Richi Jennings Your humble blogwatcher, dba RJA

Several apps popular among Muslims are sending users’ locations to the US Special Operations Command and other military units, via shadowy data brokers and military contractors. And, wouldn’t you know it, sources say the “anonymized” data is trivial to de-anonymize.

Yes, it’s all in the name of counterterrorism. But brokers such as X-Mode and Babel Street appear unaccountable and opaque when it comes to user privacy preferences.

Are you happy this is being done in your name? In this week’s Security Blogwatch, we fear fear itself.

Your humble blogwatcher curated these bloggy bits for your entertainment. Not to mention: TS4 honesty.

Your tax dollars at work

What’s the craic? Across two articles, Joseph Cox reports—U.S. Military Buys Location Data:

The U.S. military is buying the granular movement data of people around the world, harvested from innocuous-seeming apps. … The most popular app … is a Muslim prayer and Quran app that has more than 98 million downloads worldwide. Others include a Muslim dating app, a popular Craigslist app, an app for following storms, and a "level" app that can be used to help, for example, install shelves in a bedroom.

[There are] two separate, parallel data streams that the U.S. military uses, or has used, to obtain location data. One relies on a company called Babel Street, which creates a product called Locate X. … The other stream is through a company called X-Mode, which obtains location data directly from apps, then sells that data to contractors, and by extension, the military.

Many of the users of apps involved in the data supply chain are Muslim. … The apps sending data to X-Mode include Muslim Pro [and] Muslim Mingle.

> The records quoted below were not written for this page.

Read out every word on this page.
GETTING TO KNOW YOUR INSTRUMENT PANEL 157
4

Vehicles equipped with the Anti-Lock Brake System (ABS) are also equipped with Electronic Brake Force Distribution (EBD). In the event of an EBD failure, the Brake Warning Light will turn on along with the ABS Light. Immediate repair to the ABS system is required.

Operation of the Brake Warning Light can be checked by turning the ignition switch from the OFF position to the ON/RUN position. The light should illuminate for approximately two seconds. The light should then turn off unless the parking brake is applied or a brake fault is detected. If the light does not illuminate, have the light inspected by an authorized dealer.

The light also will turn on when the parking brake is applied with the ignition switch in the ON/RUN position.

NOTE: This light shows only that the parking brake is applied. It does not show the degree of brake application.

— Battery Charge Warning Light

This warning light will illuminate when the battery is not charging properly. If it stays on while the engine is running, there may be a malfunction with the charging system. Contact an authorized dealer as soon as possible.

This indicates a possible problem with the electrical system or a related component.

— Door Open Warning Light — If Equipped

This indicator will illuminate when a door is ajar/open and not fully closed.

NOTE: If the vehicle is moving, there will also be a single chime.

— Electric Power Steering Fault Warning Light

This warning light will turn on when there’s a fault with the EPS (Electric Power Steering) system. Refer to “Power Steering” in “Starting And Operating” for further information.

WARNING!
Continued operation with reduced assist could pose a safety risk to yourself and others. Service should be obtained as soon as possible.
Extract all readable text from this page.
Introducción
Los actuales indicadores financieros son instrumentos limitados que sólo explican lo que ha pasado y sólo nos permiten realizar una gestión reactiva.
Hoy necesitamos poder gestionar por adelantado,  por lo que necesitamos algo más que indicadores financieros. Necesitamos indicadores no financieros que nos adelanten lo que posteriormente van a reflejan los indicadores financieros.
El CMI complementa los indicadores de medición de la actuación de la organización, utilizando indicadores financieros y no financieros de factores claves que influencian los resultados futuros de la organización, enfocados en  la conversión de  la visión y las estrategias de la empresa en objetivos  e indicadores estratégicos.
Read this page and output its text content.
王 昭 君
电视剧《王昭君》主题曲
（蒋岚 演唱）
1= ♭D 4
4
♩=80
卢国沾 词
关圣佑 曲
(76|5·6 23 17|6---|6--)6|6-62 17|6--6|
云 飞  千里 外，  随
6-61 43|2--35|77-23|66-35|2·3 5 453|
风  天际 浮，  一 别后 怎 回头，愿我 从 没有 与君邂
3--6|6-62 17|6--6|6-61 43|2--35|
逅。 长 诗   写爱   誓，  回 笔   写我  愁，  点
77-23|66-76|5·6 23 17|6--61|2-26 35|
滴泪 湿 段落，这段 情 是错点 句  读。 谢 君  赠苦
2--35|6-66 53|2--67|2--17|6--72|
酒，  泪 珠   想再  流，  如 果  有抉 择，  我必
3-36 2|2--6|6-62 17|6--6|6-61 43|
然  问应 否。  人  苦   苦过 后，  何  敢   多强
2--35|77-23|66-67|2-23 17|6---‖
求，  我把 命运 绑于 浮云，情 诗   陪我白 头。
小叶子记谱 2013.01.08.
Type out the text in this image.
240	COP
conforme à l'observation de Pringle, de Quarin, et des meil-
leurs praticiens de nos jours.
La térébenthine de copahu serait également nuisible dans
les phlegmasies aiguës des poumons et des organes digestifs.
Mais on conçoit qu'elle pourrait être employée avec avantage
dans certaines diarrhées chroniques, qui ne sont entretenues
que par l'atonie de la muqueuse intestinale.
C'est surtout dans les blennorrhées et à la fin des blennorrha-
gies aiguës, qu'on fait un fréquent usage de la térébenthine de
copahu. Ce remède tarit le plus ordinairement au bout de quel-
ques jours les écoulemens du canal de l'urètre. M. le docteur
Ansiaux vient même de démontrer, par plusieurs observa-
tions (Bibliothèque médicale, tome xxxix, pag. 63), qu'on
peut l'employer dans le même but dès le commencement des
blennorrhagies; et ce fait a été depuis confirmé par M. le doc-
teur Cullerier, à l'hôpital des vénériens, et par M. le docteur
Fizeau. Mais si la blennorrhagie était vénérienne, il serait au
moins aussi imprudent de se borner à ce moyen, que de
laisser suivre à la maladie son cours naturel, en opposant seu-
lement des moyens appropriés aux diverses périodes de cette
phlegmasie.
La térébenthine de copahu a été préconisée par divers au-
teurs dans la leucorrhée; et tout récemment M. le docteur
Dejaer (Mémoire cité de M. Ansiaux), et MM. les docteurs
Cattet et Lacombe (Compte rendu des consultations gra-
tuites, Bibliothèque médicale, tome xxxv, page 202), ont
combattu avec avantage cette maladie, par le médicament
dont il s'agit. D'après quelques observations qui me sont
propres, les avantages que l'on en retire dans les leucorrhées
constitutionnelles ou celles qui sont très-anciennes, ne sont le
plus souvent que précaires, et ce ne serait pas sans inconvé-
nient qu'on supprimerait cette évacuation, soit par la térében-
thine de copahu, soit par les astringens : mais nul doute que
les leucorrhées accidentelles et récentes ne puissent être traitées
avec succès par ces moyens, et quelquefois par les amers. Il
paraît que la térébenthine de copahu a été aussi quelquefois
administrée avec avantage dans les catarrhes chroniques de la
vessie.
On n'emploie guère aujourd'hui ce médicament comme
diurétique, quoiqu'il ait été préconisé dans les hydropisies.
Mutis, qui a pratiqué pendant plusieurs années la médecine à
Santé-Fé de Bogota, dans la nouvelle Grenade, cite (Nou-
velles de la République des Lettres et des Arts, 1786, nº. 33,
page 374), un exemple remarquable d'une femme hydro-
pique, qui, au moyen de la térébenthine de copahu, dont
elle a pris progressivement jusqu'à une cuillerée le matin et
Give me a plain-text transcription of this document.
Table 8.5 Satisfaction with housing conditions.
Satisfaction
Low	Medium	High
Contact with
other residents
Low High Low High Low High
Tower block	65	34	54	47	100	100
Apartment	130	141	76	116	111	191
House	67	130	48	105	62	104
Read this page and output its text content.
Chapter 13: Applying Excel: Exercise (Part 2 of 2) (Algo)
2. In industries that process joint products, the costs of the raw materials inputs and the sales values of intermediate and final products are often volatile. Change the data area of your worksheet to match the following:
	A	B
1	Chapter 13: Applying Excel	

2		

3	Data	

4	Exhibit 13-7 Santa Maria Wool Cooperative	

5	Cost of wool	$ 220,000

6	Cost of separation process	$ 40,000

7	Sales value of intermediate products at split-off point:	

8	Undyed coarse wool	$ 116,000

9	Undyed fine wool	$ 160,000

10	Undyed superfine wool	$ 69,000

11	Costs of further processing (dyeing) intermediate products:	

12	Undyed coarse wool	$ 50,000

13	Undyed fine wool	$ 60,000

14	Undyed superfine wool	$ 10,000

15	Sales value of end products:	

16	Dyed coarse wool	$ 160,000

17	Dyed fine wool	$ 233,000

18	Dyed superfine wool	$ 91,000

USSOCOM bought access to Locate X, a location data product from a company called Babel Street. … A former Babel Street employee … said "we could absolutely deanonymize a person." … Location data firm X-Mode … encourages app developers to incorporate its SDK. … The SDK then collects the app users' location data and sends it to X-Mode; in return, X-Mode pays the app developers a fee.

"In respect of the trust millions of prayers puts in Muslim Pro every day, we are immediately terminating our relationships with our data partners," [said] Muslim Pro. … "As one of the most trusted Muslim app over the last 10 years, we adhere to the most stringent privacy standards and data protection regulations, and never share any personal identifiable information."

And Aaron Holmes adds—The US military reportedly … track users for 'counterterrorism':

Muslim Pro is one of hundreds of smartphone apps that make money by selling users' location data to third-party brokers. … In past years, the US has used location data harvested from smartphones to plan and carry out drone strikes.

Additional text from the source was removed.